Sfogliando gli “eserciziari” della palestra alla voce “tricipiti” troviamo una miriade di esercizi anti noia. Nella vita sportiva si allenano solitamente in funzione di un gesto specifico come lanciare, schiacciare, tirare un pugno, ecc… Mentre in altri casi vengono allenati per motivi puramente estetici (famosa la prova del “versare il sale”). Cercando tra gli innumerevoli esercizi che hanno come obiettivo comune l’allenamento “dei tricipiti”, spesso ci imbattiamo in più varianti di uno stesso esercizio con la (falsa) promessa di poter allenare più un capo rispetto all’altro, piuttosto che di riuscire ad isolarlo.
L’analisi biomeccanica ci consente di esaminare i pro e i contro di ciascun esercizio per fare poi una scelta consapevole riguardo all’esecuzione ottimale (massimo beneficio con minimo rischio) in funzione dell’obiettivo specifico secondo la filosofia ISSA.
Analisi biomeccanica
Il tricipite brachiale è il principale estensore dell’arto supoeriore oltre che un sinergico nell’estensione della spalla e nell’adduzione del braccio. Si tratta di un muscolo bi-articolare (attraversa le articolazioni della spalla e del gomito) che origina con un capo lungo della tuberosità sottoglenoida della scapola e con i due capi mediale e laterale dalla faccia posteriore dell’omero, rispettivamente medialmente e lateralmente al solco del nervo radiale.

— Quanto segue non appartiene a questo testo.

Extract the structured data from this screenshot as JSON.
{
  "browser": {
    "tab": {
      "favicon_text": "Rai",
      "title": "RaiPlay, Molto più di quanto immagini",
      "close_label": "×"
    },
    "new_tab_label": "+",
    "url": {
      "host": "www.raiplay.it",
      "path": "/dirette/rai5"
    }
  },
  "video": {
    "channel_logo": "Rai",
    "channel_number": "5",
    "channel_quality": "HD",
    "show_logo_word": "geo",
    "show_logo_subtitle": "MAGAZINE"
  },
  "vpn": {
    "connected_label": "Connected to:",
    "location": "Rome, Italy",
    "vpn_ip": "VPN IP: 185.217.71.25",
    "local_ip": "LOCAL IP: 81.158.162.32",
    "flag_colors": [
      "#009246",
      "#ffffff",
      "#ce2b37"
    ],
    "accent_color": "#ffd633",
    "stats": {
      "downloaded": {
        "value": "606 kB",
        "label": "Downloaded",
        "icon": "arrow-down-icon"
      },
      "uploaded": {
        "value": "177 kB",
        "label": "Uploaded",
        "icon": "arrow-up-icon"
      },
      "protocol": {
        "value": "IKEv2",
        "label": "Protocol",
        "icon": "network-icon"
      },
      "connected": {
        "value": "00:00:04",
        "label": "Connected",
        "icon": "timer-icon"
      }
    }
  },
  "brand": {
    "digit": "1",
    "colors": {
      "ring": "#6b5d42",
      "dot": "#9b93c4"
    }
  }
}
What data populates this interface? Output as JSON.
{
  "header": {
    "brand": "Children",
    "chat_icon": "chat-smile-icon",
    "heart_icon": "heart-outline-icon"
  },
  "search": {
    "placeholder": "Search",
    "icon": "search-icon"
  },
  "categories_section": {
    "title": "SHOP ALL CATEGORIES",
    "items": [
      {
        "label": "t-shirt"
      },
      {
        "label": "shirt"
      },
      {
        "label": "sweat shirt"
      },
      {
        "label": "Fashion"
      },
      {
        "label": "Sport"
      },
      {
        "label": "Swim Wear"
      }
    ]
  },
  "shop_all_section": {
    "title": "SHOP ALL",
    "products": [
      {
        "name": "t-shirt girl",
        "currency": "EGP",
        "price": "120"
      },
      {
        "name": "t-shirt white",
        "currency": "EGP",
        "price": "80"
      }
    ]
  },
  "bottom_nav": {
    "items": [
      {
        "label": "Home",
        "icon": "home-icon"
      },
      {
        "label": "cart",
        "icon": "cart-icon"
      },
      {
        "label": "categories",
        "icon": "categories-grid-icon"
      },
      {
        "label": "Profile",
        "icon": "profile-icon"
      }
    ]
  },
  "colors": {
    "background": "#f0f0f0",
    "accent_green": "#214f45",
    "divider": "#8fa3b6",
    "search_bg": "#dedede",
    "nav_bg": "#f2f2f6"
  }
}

L’inserzione è comune, a livello dell’olecrano dell’ulna. Come detto è un muscolo biarticolare. Infatti, se la principale funzione è l’estensione del gomito, non possiamo dimenticare che, avendo una connessione sulla scapola per mezzo del capo lungo, partecipa anche all’estensione della spalla e all’adduzione del braccio.
A queste funzioni possiamo aggiungere anche quella di pronazione dell’avambraccio ad opera del muscolo anconeo, un piccolo muscolo stabilizzatore del gomito che lavora in strettissima sinergia ol tricipite brachiale.
Al fine di un allenamento che rispetti la biomeccanina del muscolo i punti salienti da rispettare sono:
– rispetto della funziona articolare, con movimenti durante i quali i tendini si trovino in posizione corretta e possano agire secondo le corrette linee di tradizione;
– rispetto delle funzioni muscolari, non solamente delle funzioni principali, ma anche di quelle accessorie;
– partenza da un allungamento completo, vale a dire da una posizione che consenta un leggero prestiramento del muscolo (senza che diventi però un allungamento eccessivo tipo stretching, perchè il muscolo si troverebbe in un rapporto tensione-lunghezza sfavorevole alla produzione di forza, oltre che in una posizione rischiosa per le strutture);
– arrivo in una posizione di accorciamento completo, esaurendo quindi tutte le funzioni del muscolo.